The scenery changes as we pass Inwa and Amarapura, both of which served as royal capitals after the fall of Bagan in 1287. With the sparse plains now behind us, rolling mountains appear to the east and west, lined with teak, Andaman redwood, and dozens of species of wild orchids. If we were to travel farther north still, we’d pass through dramatic gorges and see wild jungle and thick teak forest enveloping the riverbank. It’s an ecosystem we won’t experience on this cruise, but it’s increasingly accessible thanks to the Road to Mandalay’s newest route from Bagan to Bhamo, a market town near the Chinese border. The 11-night journey is only possible when the river is at its highest in August and September, swollen with monsoon rains that can see water levels rise up to 15 meters.
In October, however, the cruise ends on a wide bend of the Irrawaddy in Mandalay. This was Burma’s last royal capital, surrendering to the British in 1885. The Road to Mandalay docks just north of the Ava and Sagaing bridges in the hamlet of Shwe Kyet Yet, where we’re greeted by the nonchalant gaze of locals puffing on cheroots made with woodchips and tamarind wrapped in maize husk and teak leaves.
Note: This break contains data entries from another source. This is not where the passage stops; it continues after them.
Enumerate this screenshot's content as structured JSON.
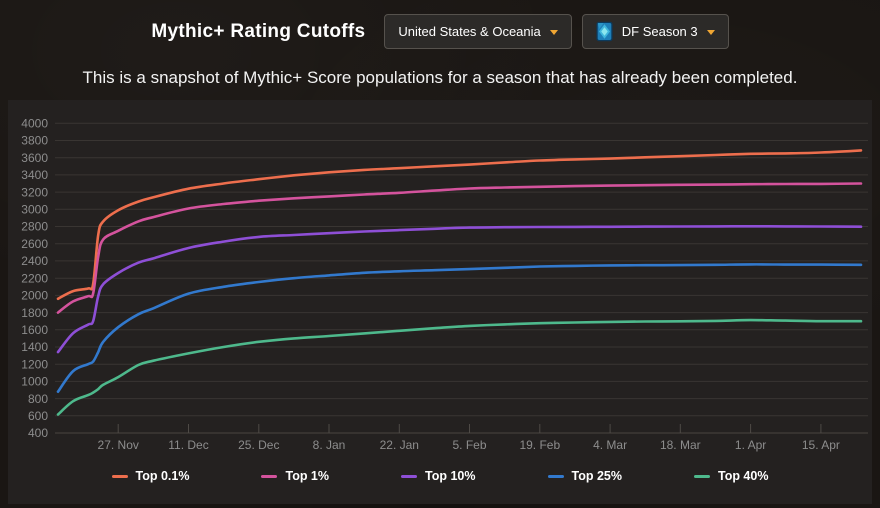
{
  "header": {
    "title": "Mythic+ Rating Cutoffs",
    "region_dropdown": {
      "label": "United States & Oceania",
      "caret_icon": "chevron-down-icon",
      "caret_color": "#f0a633"
    },
    "season_dropdown": {
      "label": "DF Season 3",
      "icon": "gem-icon",
      "caret_icon": "chevron-down-icon",
      "caret_color": "#f0a633"
    }
  },
  "subtitle": "This is a snapshot of Mythic+ Score populations for a season that has already been completed.",
  "chart_data": {
    "type": "line",
    "title": "",
    "xlabel": "",
    "ylabel": "",
    "ylim": [
      400,
      4000
    ],
    "y_tick_step": 200,
    "grid": true,
    "legend_position": "bottom",
    "axis_text_color": "#8d8d8d",
    "gridline_color": "#393532",
    "axisline_color": "#4a4541",
    "tick_color": "#4e4a46",
    "x_range_days": [
      0,
      160
    ],
    "x_ticks": [
      {
        "day": 12,
        "label": "27. Nov"
      },
      {
        "day": 26,
        "label": "11. Dec"
      },
      {
        "day": 40,
        "label": "25. Dec"
      },
      {
        "day": 54,
        "label": "8. Jan"
      },
      {
        "day": 68,
        "label": "22. Jan"
      },
      {
        "day": 82,
        "label": "5. Feb"
      },
      {
        "day": 96,
        "label": "19. Feb"
      },
      {
        "day": 110,
        "label": "4. Mar"
      },
      {
        "day": 124,
        "label": "18. Mar"
      },
      {
        "day": 138,
        "label": "1. Apr"
      },
      {
        "day": 152,
        "label": "15. Apr"
      }
    ],
    "days": [
      0,
      3,
      6,
      7,
      8,
      9,
      12,
      16,
      19,
      26,
      33,
      40,
      47,
      54,
      61,
      68,
      75,
      82,
      89,
      96,
      103,
      110,
      117,
      124,
      131,
      138,
      145,
      152,
      160
    ],
    "series": [
      {
        "name": "Top 0.1%",
        "color": "#ed6e4d",
        "values": [
          1960,
          2050,
          2080,
          2130,
          2700,
          2860,
          2990,
          3090,
          3140,
          3240,
          3300,
          3350,
          3395,
          3430,
          3458,
          3478,
          3500,
          3520,
          3545,
          3568,
          3580,
          3590,
          3605,
          3618,
          3632,
          3645,
          3650,
          3660,
          3685
        ]
      },
      {
        "name": "Top 1%",
        "color": "#d4539d",
        "values": [
          1800,
          1930,
          1990,
          2020,
          2450,
          2650,
          2750,
          2860,
          2910,
          3010,
          3062,
          3100,
          3128,
          3150,
          3172,
          3192,
          3218,
          3242,
          3254,
          3262,
          3270,
          3276,
          3281,
          3285,
          3288,
          3292,
          3294,
          3296,
          3300
        ]
      },
      {
        "name": "Top 10%",
        "color": "#8e4fd6",
        "values": [
          1340,
          1560,
          1660,
          1700,
          1990,
          2130,
          2260,
          2380,
          2430,
          2550,
          2625,
          2680,
          2702,
          2722,
          2742,
          2758,
          2774,
          2788,
          2792,
          2795,
          2796,
          2797,
          2799,
          2800,
          2801,
          2803,
          2801,
          2800,
          2798
        ]
      },
      {
        "name": "Top 25%",
        "color": "#3279cd",
        "values": [
          880,
          1120,
          1200,
          1230,
          1340,
          1460,
          1630,
          1780,
          1850,
          2020,
          2100,
          2155,
          2200,
          2232,
          2262,
          2280,
          2292,
          2305,
          2320,
          2335,
          2342,
          2348,
          2350,
          2352,
          2355,
          2360,
          2358,
          2357,
          2355
        ]
      },
      {
        "name": "Top 40%",
        "color": "#4eb98c",
        "values": [
          615,
          770,
          840,
          870,
          910,
          960,
          1050,
          1190,
          1240,
          1325,
          1400,
          1460,
          1500,
          1527,
          1558,
          1588,
          1618,
          1645,
          1662,
          1676,
          1684,
          1692,
          1696,
          1698,
          1703,
          1712,
          1706,
          1700,
          1700
        ]
      }
    ]
  }
}
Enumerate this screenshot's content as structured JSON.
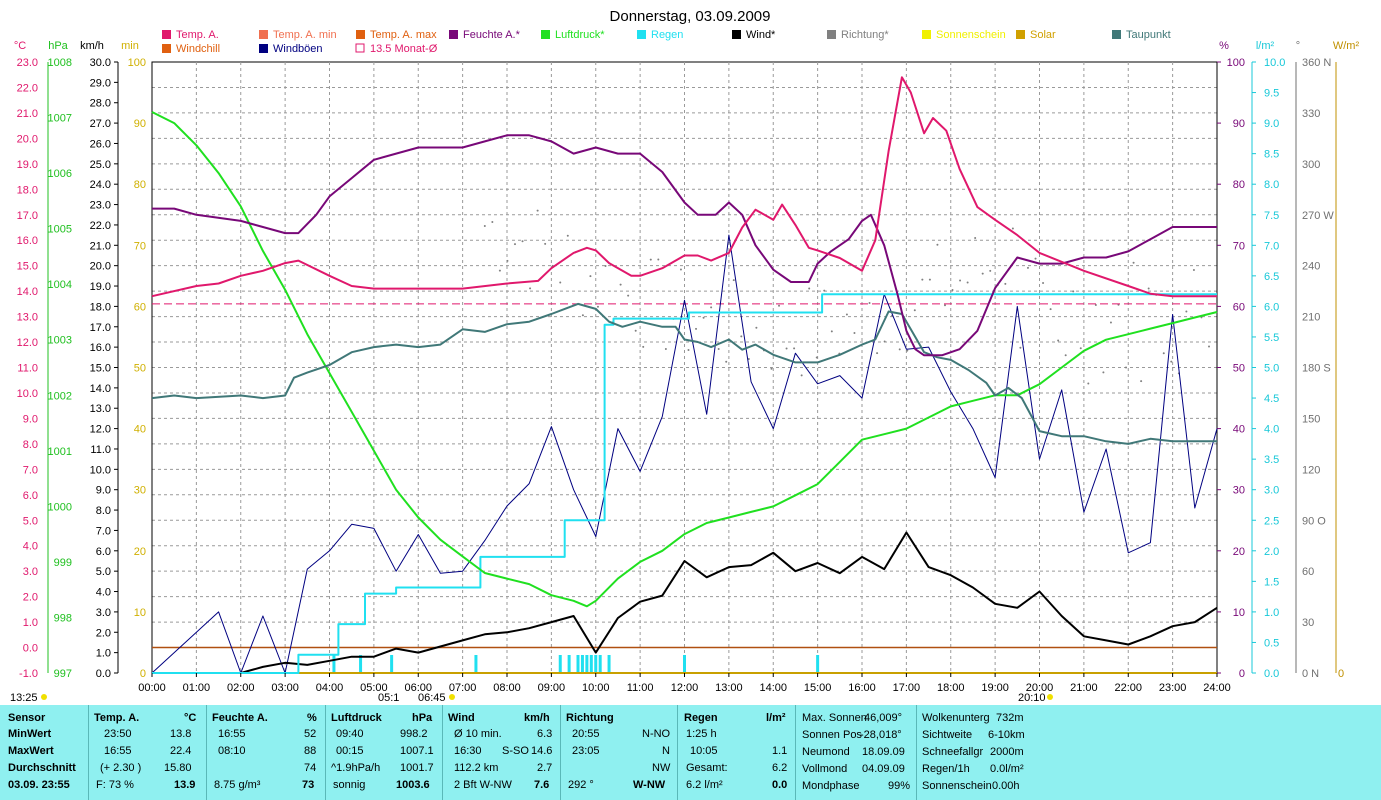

From the riverbank, Mandalay lacks the dreamy allure that many would-be visitors (including Kipling, who never actually set foot in the city) imagine it to have. Despite conjuring up images of a peaceful and serene setting, the country’s second-largest city is scruffy and uninspiring, with large modern buildings erected by its sizable Chinese population. “It’s still a dump,” says Mike, recalling his trip here 20 years ago. The romance of the region only becomes evident on our final day when we disembark and make our way to the top of Sagaing Hill by bus.
Sagaing is hard not to fall in love with. On the opposite bank of the river from Mandalay, it is topped by a sublime golden stupa. There at the top, the view of the surrounding hills, studded with more than 600 pagodas and 100 meditation centers as well as countless monasteries and nunneries, is stunning. Like everything else in Myanmar, the sun takes its time setting, its last rays finally catching the hundreds of gilded rooftops that light up in unison, casting a surreal golden glow over the hills and the Irrawaddy and the Road to Mandalay in the distance.
Orient-Express run three-, four-, and seven-night cruises on the Road to Mandalay between Bagan and Mandalay year-round, except May and June. The 11-night cruise between Bagan and Bhamo only operates on select dates in August and September. orient-express.com; from US$2,200 per person for the three-night cruise and US$3,030 for the 11-night cruise including all meals, offshore excursions, and domestic flights.